Приёмник, пискнув напоследок, умолк. Шкала и зелёная лампочка погасли, на лихорадочные щелчки ручек агрегат не отзывался. Мало того: свет отказывался включаться, что на кухне, что в коридоре.

Мартин приоткрыл входную дверь – чуть-чуть, только чтобы выглянуть. И, первое, что увидел – это соседку, запирающую дверь квартиры. Рядом с женщиной стояли две туго набитые сумки, ещё одна висела на плече. На лестнице слышны были торопливые шаги. Жители верхних этажей торопились присоединиться к всеобщему исходу.
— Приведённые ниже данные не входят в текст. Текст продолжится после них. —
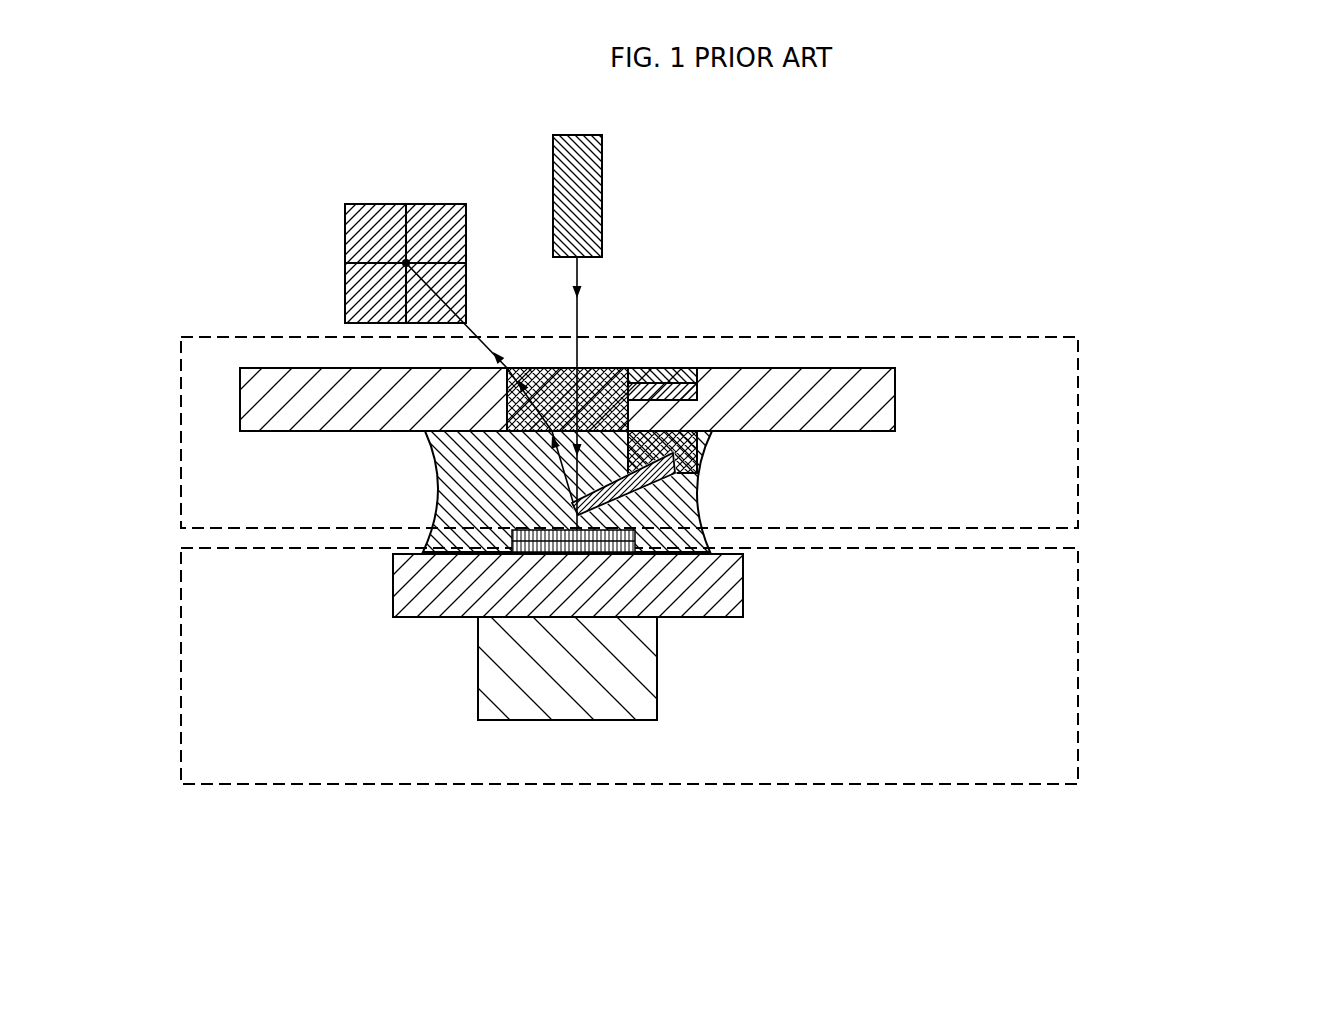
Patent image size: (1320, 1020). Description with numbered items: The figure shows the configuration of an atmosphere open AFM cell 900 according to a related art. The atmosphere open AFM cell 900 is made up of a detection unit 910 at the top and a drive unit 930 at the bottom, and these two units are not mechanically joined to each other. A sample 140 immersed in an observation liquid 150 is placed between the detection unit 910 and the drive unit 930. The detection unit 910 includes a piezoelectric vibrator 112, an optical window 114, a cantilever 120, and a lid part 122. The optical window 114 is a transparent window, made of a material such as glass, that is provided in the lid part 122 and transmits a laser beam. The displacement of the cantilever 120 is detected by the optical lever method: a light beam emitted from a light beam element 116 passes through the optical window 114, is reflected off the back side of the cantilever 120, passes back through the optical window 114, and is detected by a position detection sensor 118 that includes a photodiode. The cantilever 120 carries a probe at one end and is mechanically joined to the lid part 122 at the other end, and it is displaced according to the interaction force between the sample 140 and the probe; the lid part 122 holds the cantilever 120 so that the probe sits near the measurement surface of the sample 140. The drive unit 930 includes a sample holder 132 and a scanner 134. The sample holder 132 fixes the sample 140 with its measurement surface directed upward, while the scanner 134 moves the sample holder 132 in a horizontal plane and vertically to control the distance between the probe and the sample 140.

The piezoelectric vibrator 112 is at (690, 392).
The optical window 114 is at (610, 368).
The light beam element 116 is at (604, 150).
The position detection sensor 118 is at (435, 205).
The cantilever 120 is at (615, 497).
The lid part 122 is at (853, 418).
The sample holder 132 is at (723, 585).
The scanner 134 is at (618, 710).
The sample 140 is at (510, 540).
The observation liquid 150 is at (452, 463).
The atmosphere open AFM cell 900 is at (1160, 450).
The detection unit 910 is at (1072, 338).
The drive unit 930 is at (1080, 567).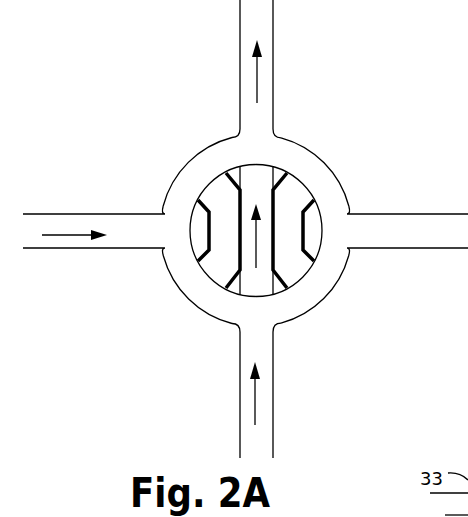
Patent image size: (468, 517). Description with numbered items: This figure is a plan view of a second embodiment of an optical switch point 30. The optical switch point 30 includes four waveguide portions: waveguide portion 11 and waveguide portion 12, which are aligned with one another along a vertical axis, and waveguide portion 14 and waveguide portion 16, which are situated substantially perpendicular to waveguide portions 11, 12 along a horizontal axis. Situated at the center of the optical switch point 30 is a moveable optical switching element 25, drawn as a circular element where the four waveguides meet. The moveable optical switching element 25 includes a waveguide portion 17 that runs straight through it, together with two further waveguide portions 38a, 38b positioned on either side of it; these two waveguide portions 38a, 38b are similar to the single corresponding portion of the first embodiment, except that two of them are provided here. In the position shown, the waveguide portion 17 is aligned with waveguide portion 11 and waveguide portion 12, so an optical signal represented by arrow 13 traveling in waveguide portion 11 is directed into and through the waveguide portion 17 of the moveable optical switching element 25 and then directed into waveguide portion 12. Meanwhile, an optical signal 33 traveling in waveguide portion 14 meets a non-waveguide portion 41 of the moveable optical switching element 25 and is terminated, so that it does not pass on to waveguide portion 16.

The optical switch point 30 is at (128, 43).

– Кх-х-х… э-э-э… простите, у вас тоже света нет?

Женщина повернулась к Мартину – лицо заплаканное, волосы растрёпаны.

– Какой ещё свет?! Глухой что ль? По радио сказали: всем выходить из домов и поскорее выбираться из Москвы. И ты шевелись, а то так и накроет в одних труселях!

Мартин хотел спросить, что должно его накрыть, но организм подкинул неожиданную подляну – вместо вопроса получилось только громко, судорожно икнуть. Видимо, причина такой реакции была написана у него на физиономии, потому что соседка отшатнулась, пробормотала: «алкаш бесстыжий…» и вернулась к замку.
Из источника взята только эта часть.